No Longer Hiring Even Senior Software Engineers Because Of AI, Says Gumroad Founder

More and more companies are talking openly about how they’re changing their hiring practices with the advent of AI.

Gumroad has said that the company is no longer hiring even senior software engineers because of AI. Just two months ago, Gumroad had said that it had stopped hiring junior and mid-level engineers because their jobs could be done with AI.

“No longer hiring senior or even staff-level software engineers,’ Gumroad CEO and founder Sahil Lavingia posted on X. “If you love building stuff you can contribute to our open source, and if you want to get paid it’s way better to cofound your own thing (and hire AI software engineers yourself) than work for me or anyone else,” he added.

In February this year, Lavingia had said that his company had stopped hiring junior and mid-level developers. “No longer hiring junior or even mid-level software engineers,” he’d then said. “Our tokens per codebase: Gumroad: 2M Flexile: 800K Helper: 500K Iffy: 200K Shortest: 100K. Both Claude 3.5 Sonnet and o3-mini have context windows of 200K tokens, meaning they can now write 100% of our Iffy and Shortest code if prompted well. It won’t be long until AI will be writing all the code for Helper, Flexile, and Gumroad. My guess is by the end of 2026,” he had said.

Lavingia had also laid out how the company had replaced their developers with AI. “Our new process: 1. Sit and chat about what we need to build, doing research with Deep Research as we go. 2. Have AI record everything and turn it into a spec. 3. Clean up the spec, adding any design requirements / other nuances. 4. Have Devin code it up. 5. QA, merge, (auto-)deploy to prod,” he had said.

Gumroad isn’t the only company that’s already replacing human software engineers with AI. Inmobi has said that 80 percent of its code will be automated by the end of the year, which would mean that people would lose jobs.

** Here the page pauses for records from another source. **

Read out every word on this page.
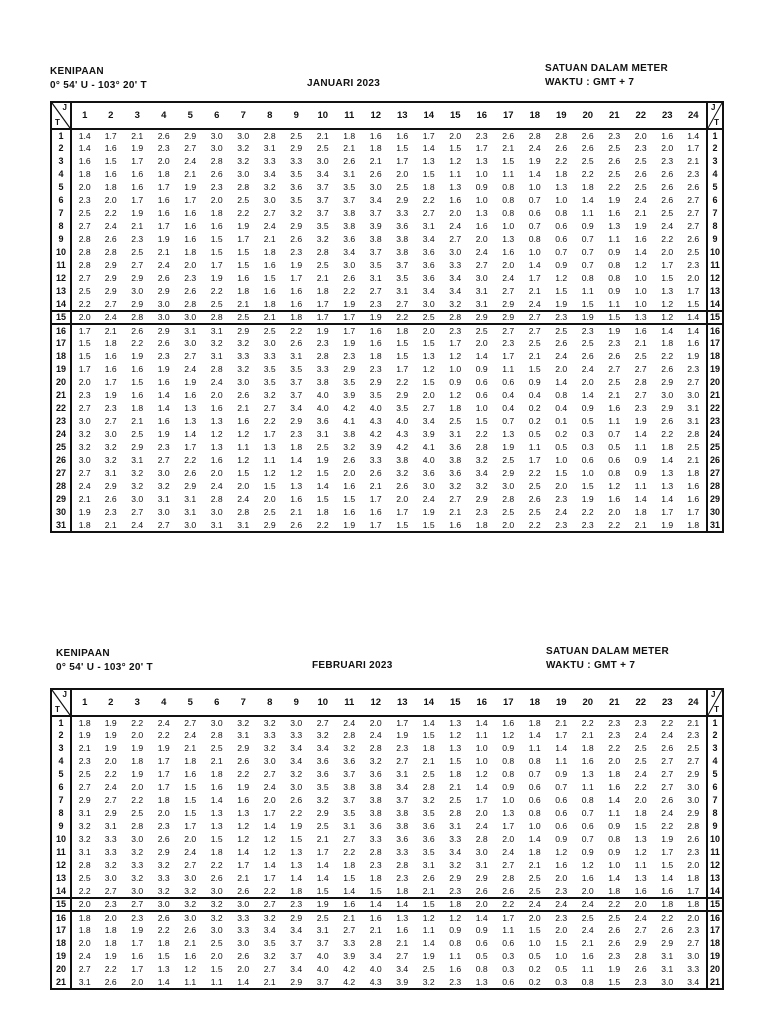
KENIPAAN
0° 54' U - 103° 20' T	JANUARI 2023
SATUAN DALAM METER
WAKTU : GMT + 7
J
T	1	2	3	4	5	6	7	8	9	10	11	12	13	14	15	16	17	18	19	20	21	22	23	24	J
T

1	1.4	1.7	2.1	2.6	2.9	3.0	3.0	2.8	2.5	2.1	1.8	1.6	1.6	1.7	2.0	2.3	2.6	2.8	2.8	2.6	2.3	2.0	1.6	1.4	1
2	1.4	1.6	1.9	2.3	2.7	3.0	3.2	3.1	2.9	2.5	2.1	1.8	1.5	1.4	1.5	1.7	2.1	2.4	2.6	2.6	2.5	2.3	2.0	1.7	2
3	1.6	1.5	1.7	2.0	2.4	2.8	3.2	3.3	3.3	3.0	2.6	2.1	1.7	1.3	1.2	1.3	1.5	1.9	2.2	2.5	2.6	2.5	2.3	2.1	3
4	1.8	1.6	1.6	1.8	2.1	2.6	3.0	3.4	3.5	3.4	3.1	2.6	2.0	1.5	1.1	1.0	1.1	1.4	1.8	2.2	2.5	2.6	2.6	2.3	4
5	2.0	1.8	1.6	1.7	1.9	2.3	2.8	3.2	3.6	3.7	3.5	3.0	2.5	1.8	1.3	0.9	0.8	1.0	1.3	1.8	2.2	2.5	2.6	2.6	5
6	2.3	2.0	1.7	1.6	1.7	2.0	2.5	3.0	3.5	3.7	3.7	3.4	2.9	2.2	1.6	1.0	0.8	0.7	1.0	1.4	1.9	2.4	2.6	2.7	6
7	2.5	2.2	1.9	1.6	1.6	1.8	2.2	2.7	3.2	3.7	3.8	3.7	3.3	2.7	2.0	1.3	0.8	0.6	0.8	1.1	1.6	2.1	2.5	2.7	7
8	2.7	2.4	2.1	1.7	1.6	1.6	1.9	2.4	2.9	3.5	3.8	3.9	3.6	3.1	2.4	1.6	1.0	0.7	0.6	0.9	1.3	1.9	2.4	2.7	8
9	2.8	2.6	2.3	1.9	1.6	1.5	1.7	2.1	2.6	3.2	3.6	3.8	3.8	3.4	2.7	2.0	1.3	0.8	0.6	0.7	1.1	1.6	2.2	2.6	9
10	2.8	2.8	2.5	2.1	1.8	1.5	1.5	1.8	2.3	2.8	3.4	3.7	3.8	3.6	3.0	2.4	1.6	1.0	0.7	0.7	0.9	1.4	2.0	2.5	10
11	2.8	2.9	2.7	2.4	2.0	1.7	1.5	1.6	1.9	2.5	3.0	3.5	3.7	3.6	3.3	2.7	2.0	1.4	0.9	0.7	0.8	1.2	1.7	2.3	11
12	2.7	2.9	2.9	2.6	2.3	1.9	1.6	1.5	1.7	2.1	2.6	3.1	3.5	3.6	3.4	3.0	2.4	1.7	1.2	0.8	0.8	1.0	1.5	2.0	12
13	2.5	2.9	3.0	2.9	2.6	2.2	1.8	1.6	1.6	1.8	2.2	2.7	3.1	3.4	3.4	3.1	2.7	2.1	1.5	1.1	0.9	1.0	1.3	1.7	13
14	2.2	2.7	2.9	3.0	2.8	2.5	2.1	1.8	1.6	1.7	1.9	2.3	2.7	3.0	3.2	3.1	2.9	2.4	1.9	1.5	1.1	1.0	1.2	1.5	14
15	2.0	2.4	2.8	3.0	3.0	2.8	2.5	2.1	1.8	1.7	1.7	1.9	2.2	2.5	2.8	2.9	2.9	2.7	2.3	1.9	1.5	1.3	1.2	1.4	15
16	1.7	2.1	2.6	2.9	3.1	3.1	2.9	2.5	2.2	1.9	1.7	1.6	1.8	2.0	2.3	2.5	2.7	2.7	2.5	2.3	1.9	1.6	1.4	1.4	16
17	1.5	1.8	2.2	2.6	3.0	3.2	3.2	3.0	2.6	2.3	1.9	1.6	1.5	1.5	1.7	2.0	2.3	2.5	2.6	2.5	2.3	2.1	1.8	1.6	17
18	1.5	1.6	1.9	2.3	2.7	3.1	3.3	3.3	3.1	2.8	2.3	1.8	1.5	1.3	1.2	1.4	1.7	2.1	2.4	2.6	2.6	2.5	2.2	1.9	18
19	1.7	1.6	1.6	1.9	2.4	2.8	3.2	3.5	3.5	3.3	2.9	2.3	1.7	1.2	1.0	0.9	1.1	1.5	2.0	2.4	2.7	2.7	2.6	2.3	19
20	2.0	1.7	1.5	1.6	1.9	2.4	3.0	3.5	3.7	3.8	3.5	2.9	2.2	1.5	0.9	0.6	0.6	0.9	1.4	2.0	2.5	2.8	2.9	2.7	20
21	2.3	1.9	1.6	1.4	1.6	2.0	2.6	3.2	3.7	4.0	3.9	3.5	2.9	2.0	1.2	0.6	0.4	0.4	0.8	1.4	2.1	2.7	3.0	3.0	21
22	2.7	2.3	1.8	1.4	1.3	1.6	2.1	2.7	3.4	4.0	4.2	4.0	3.5	2.7	1.8	1.0	0.4	0.2	0.4	0.9	1.6	2.3	2.9	3.1	22
23	3.0	2.7	2.1	1.6	1.3	1.3	1.6	2.2	2.9	3.6	4.1	4.3	4.0	3.4	2.5	1.5	0.7	0.2	0.1	0.5	1.1	1.9	2.6	3.1	23
24	3.2	3.0	2.5	1.9	1.4	1.2	1.2	1.7	2.3	3.1	3.8	4.2	4.3	3.9	3.1	2.2	1.3	0.5	0.2	0.3	0.7	1.4	2.2	2.8	24
25	3.2	3.2	2.9	2.3	1.7	1.3	1.1	1.3	1.8	2.5	3.2	3.9	4.2	4.1	3.6	2.8	1.9	1.1	0.5	0.3	0.5	1.1	1.8	2.5	25
26	3.0	3.2	3.1	2.7	2.2	1.6	1.2	1.1	1.4	1.9	2.6	3.3	3.8	4.0	3.8	3.2	2.5	1.7	1.0	0.6	0.6	0.9	1.4	2.1	26
27	2.7	3.1	3.2	3.0	2.6	2.0	1.5	1.2	1.2	1.5	2.0	2.6	3.2	3.6	3.6	3.4	2.9	2.2	1.5	1.0	0.8	0.9	1.3	1.8	27
28	2.4	2.9	3.2	3.2	2.9	2.4	2.0	1.5	1.3	1.4	1.6	2.1	2.6	3.0	3.2	3.2	3.0	2.5	2.0	1.5	1.2	1.1	1.3	1.6	28
29	2.1	2.6	3.0	3.1	3.1	2.8	2.4	2.0	1.6	1.5	1.5	1.7	2.0	2.4	2.7	2.9	2.8	2.6	2.3	1.9	1.6	1.4	1.4	1.6	29
30	1.9	2.3	2.7	3.0	3.1	3.0	2.8	2.5	2.1	1.8	1.6	1.6	1.7	1.9	2.1	2.3	2.5	2.5	2.4	2.2	2.0	1.8	1.7	1.7	30
31	1.8	2.1	2.4	2.7	3.0	3.1	3.1	2.9	2.6	2.2	1.9	1.7	1.5	1.5	1.6	1.8	2.0	2.2	2.3	2.3	2.2	2.1	1.9	1.8	31
KENIPAAN
0° 54' U - 103° 20' T	FEBRUARI 2023
SATUAN DALAM METER
WAKTU : GMT + 7
J
T	1	2	3	4	5	6	7	8	9	10	11	12	13	14	15	16	17	18	19	20	21	22	23	24	J
T

1	1.8	1.9	2.2	2.4	2.7	3.0	3.2	3.2	3.0	2.7	2.4	2.0	1.7	1.4	1.3	1.4	1.6	1.8	2.1	2.2	2.3	2.3	2.2	2.1	1
2	1.9	1.9	2.0	2.2	2.4	2.8	3.1	3.3	3.3	3.2	2.8	2.4	1.9	1.5	1.2	1.1	1.2	1.4	1.7	2.1	2.3	2.4	2.4	2.3	2
3	2.1	1.9	1.9	1.9	2.1	2.5	2.9	3.2	3.4	3.4	3.2	2.8	2.3	1.8	1.3	1.0	0.9	1.1	1.4	1.8	2.2	2.5	2.6	2.5	3
4	2.3	2.0	1.8	1.7	1.8	2.1	2.6	3.0	3.4	3.6	3.6	3.2	2.7	2.1	1.5	1.0	0.8	0.8	1.1	1.6	2.0	2.5	2.7	2.7	4
5	2.5	2.2	1.9	1.7	1.6	1.8	2.2	2.7	3.2	3.6	3.7	3.6	3.1	2.5	1.8	1.2	0.8	0.7	0.9	1.3	1.8	2.4	2.7	2.9	5
6	2.7	2.4	2.0	1.7	1.5	1.6	1.9	2.4	3.0	3.5	3.8	3.8	3.4	2.8	2.1	1.4	0.9	0.6	0.7	1.1	1.6	2.2	2.7	3.0	6
7	2.9	2.7	2.2	1.8	1.5	1.4	1.6	2.0	2.6	3.2	3.7	3.8	3.7	3.2	2.5	1.7	1.0	0.6	0.6	0.8	1.4	2.0	2.6	3.0	7
8	3.1	2.9	2.5	2.0	1.5	1.3	1.3	1.7	2.2	2.9	3.5	3.8	3.8	3.5	2.8	2.0	1.3	0.8	0.6	0.7	1.1	1.8	2.4	2.9	8
9	3.2	3.1	2.8	2.3	1.7	1.3	1.2	1.4	1.9	2.5	3.1	3.6	3.8	3.6	3.1	2.4	1.7	1.0	0.6	0.6	0.9	1.5	2.2	2.8	9
10	3.2	3.3	3.0	2.6	2.0	1.5	1.2	1.2	1.5	2.1	2.7	3.3	3.6	3.6	3.3	2.8	2.0	1.4	0.9	0.7	0.8	1.3	1.9	2.6	10
11	3.1	3.3	3.2	2.9	2.4	1.8	1.4	1.2	1.3	1.7	2.2	2.8	3.3	3.5	3.4	3.0	2.4	1.8	1.2	0.9	0.9	1.2	1.7	2.3	11
12	2.8	3.2	3.3	3.2	2.7	2.2	1.7	1.4	1.3	1.4	1.8	2.3	2.8	3.1	3.2	3.1	2.7	2.1	1.6	1.2	1.0	1.1	1.5	2.0	12
13	2.5	3.0	3.2	3.3	3.0	2.6	2.1	1.7	1.4	1.4	1.5	1.8	2.3	2.6	2.9	2.9	2.8	2.5	2.0	1.6	1.4	1.3	1.4	1.8	13
14	2.2	2.7	3.0	3.2	3.2	3.0	2.6	2.2	1.8	1.5	1.4	1.5	1.8	2.1	2.3	2.6	2.6	2.5	2.3	2.0	1.8	1.6	1.6	1.7	14
15	2.0	2.3	2.7	3.0	3.2	3.2	3.0	2.7	2.3	1.9	1.6	1.4	1.4	1.5	1.8	2.0	2.2	2.4	2.4	2.4	2.2	2.0	1.8	1.8	15
16	1.8	2.0	2.3	2.6	3.0	3.2	3.3	3.2	2.9	2.5	2.1	1.6	1.3	1.2	1.2	1.4	1.7	2.0	2.3	2.5	2.5	2.4	2.2	2.0	16
17	1.8	1.8	1.9	2.2	2.6	3.0	3.3	3.4	3.4	3.1	2.7	2.1	1.6	1.1	0.9	0.9	1.1	1.5	2.0	2.4	2.6	2.7	2.6	2.3	17
18	2.0	1.8	1.7	1.8	2.1	2.5	3.0	3.5	3.7	3.7	3.3	2.8	2.1	1.4	0.8	0.6	0.6	1.0	1.5	2.1	2.6	2.9	2.9	2.7	18
19	2.4	1.9	1.6	1.5	1.6	2.0	2.6	3.2	3.7	4.0	3.9	3.4	2.7	1.9	1.1	0.5	0.3	0.5	1.0	1.6	2.3	2.8	3.1	3.0	19
20	2.7	2.2	1.7	1.3	1.2	1.5	2.0	2.7	3.4	4.0	4.2	4.0	3.4	2.5	1.6	0.8	0.3	0.2	0.5	1.1	1.9	2.6	3.1	3.3	20
21	3.1	2.6	2.0	1.4	1.1	1.1	1.4	2.1	2.9	3.7	4.2	4.3	3.9	3.2	2.3	1.3	0.6	0.2	0.3	0.8	1.5	2.3	3.0	3.4	21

Salesforce and Klarna have also paused their software engineer hiring because of gains they’re seeing from AI. And the extent of automation of coding seems to be only increasing — Google has said that 30 percent of the code at the company is now being written by AI, while Microsoft has given a similar number. Meta has said that in 18 months, it expects that most of the code for its AI agents will be written by AI itself. And with companies going from not hiring junior and mid-level software engineers to not hiring even senior software engineers in just two months, the adoption of AI — especially at smaller companies — seems to be relentless.